Nella fantasia popolare l’imperatore Nerone era ritenuto la personificazione stessa del Male, in quanto si era macchiato di atroci delitti, come il matricidio, e delle prima persecuzione contro i cristiani (Fig. 15).
Non può stupirci, quindi, il fatto che il sito della sua sepoltura sulla collina Pinciana (presso l’attuale piazza del Popolo) divenisse ben presto ritrovo notturno di demoni, maghi e streghe, che si riunivano intorno a un noce che superava di molto gli altri alberi dinanzi alla Porta Flaminia.
I demoni che custodivano il corpo di Nerone spaventavano oltre ogni dire gli abitanti dei dintorni e chiunque transitasse di notte per la porta. Si dovette arrivare all’elezione di papa Pasquale II, nel 1099, perché a tale situazione, che tanto turbava la popolazione, si ponesse rimedio. Il pontefice ordinò preghiere e digiuno a tutto il Popolo Romano e alla terza notte gli apparve la Vergine Maria in sogno, che gli disse di andare presso Porta Flaminia e di tagliare e sradicare il noce più alto e di costruire al suo posto una chiesa in suo onore.
Dopo una solenne processione l’albero maledetto, che intanto aveva raggiunto l’altezza di 15 metri, fu tagliato e le presunte ceneri di Nerone, che erano interrate in un’urna proprio sotto il noce, furono disperse nel Tevere, e sul luogo fu costruita una cappella a spese del Popolo Romano, chiamata per questo motivo Santa Maria del Popolo. La cappella fu poi trasformata in chiesa e più volte modificata, ma una lapide del tempo di Urbano VIII ricorda il luogo dell’altare originario, posto nel sacello dietro l’altare barocco, a circa sette metri sul limitare del coro ligneo. Nell’iscrizione, redatta in latino, si fa preciso riferimento all’abbattimento del noce frequentato dai demoni, per ispirazione divina (divino afflatu). E la Visione di Pasquale II è raffigurata in stucco dorato sull’arcone che immette nel vano del coro, al centro di altri due riquadri raffiguranti il taglio del noce e lo scavo delle ossa di Nerone. Questi stucchi sono stati fatti realizzare dal card. Antonio Sauli nel 1627, in occasione della traslazione della sacra icona della Madonna del Popolo dall’ancona di Andrea Bregno sul nuovo altare maggiore della chiesa (Fig. 16 e 17).

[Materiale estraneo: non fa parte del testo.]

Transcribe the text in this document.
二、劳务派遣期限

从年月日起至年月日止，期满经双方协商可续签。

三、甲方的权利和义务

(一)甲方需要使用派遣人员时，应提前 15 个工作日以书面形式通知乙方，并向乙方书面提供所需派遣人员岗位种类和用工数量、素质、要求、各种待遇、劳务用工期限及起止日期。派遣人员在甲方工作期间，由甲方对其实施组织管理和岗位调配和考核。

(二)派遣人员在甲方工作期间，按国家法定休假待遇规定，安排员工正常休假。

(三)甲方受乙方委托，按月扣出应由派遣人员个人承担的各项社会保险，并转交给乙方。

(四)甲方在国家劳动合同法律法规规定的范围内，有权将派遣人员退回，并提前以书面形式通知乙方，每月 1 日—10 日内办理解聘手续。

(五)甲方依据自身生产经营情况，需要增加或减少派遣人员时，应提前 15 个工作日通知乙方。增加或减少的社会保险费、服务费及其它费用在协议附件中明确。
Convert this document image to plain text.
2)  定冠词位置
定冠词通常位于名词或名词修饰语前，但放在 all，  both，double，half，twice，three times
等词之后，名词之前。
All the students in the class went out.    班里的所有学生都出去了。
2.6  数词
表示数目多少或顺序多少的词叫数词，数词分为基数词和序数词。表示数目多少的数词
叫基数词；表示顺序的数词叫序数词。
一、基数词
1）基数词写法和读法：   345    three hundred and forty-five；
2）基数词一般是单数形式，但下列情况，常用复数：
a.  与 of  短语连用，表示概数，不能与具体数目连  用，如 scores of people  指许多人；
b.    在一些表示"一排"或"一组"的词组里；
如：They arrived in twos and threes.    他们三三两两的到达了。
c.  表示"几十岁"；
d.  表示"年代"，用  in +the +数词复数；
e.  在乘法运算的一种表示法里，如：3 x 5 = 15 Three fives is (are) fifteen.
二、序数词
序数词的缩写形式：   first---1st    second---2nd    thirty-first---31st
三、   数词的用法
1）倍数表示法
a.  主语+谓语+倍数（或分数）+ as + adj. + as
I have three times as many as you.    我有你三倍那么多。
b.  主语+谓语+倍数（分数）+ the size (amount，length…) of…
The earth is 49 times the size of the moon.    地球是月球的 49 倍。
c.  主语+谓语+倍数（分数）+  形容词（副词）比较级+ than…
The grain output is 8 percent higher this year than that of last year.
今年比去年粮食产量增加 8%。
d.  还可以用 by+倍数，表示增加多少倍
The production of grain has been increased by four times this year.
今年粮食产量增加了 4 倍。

Il fatto che la fondazione di questa chiesa risalga proprio al 1099 può essere spiegato, secondo Cesare D’Onofrio (in Roma val bene un’abiura), con un avvenimento importantissimo per la cristianità, verificatosi il 15 luglio di quell’anno, e cioè la presa di Gerusalemme a conclusione della prima crociata. Allora, così come il Santo Sepolcro veniva liberato dalle forze infernali dell’Islam, anche la tomba di Nerone veniva a essere liberata dai demoni e cristianizzata con la sacra presenza della Madonna (Fig. 18).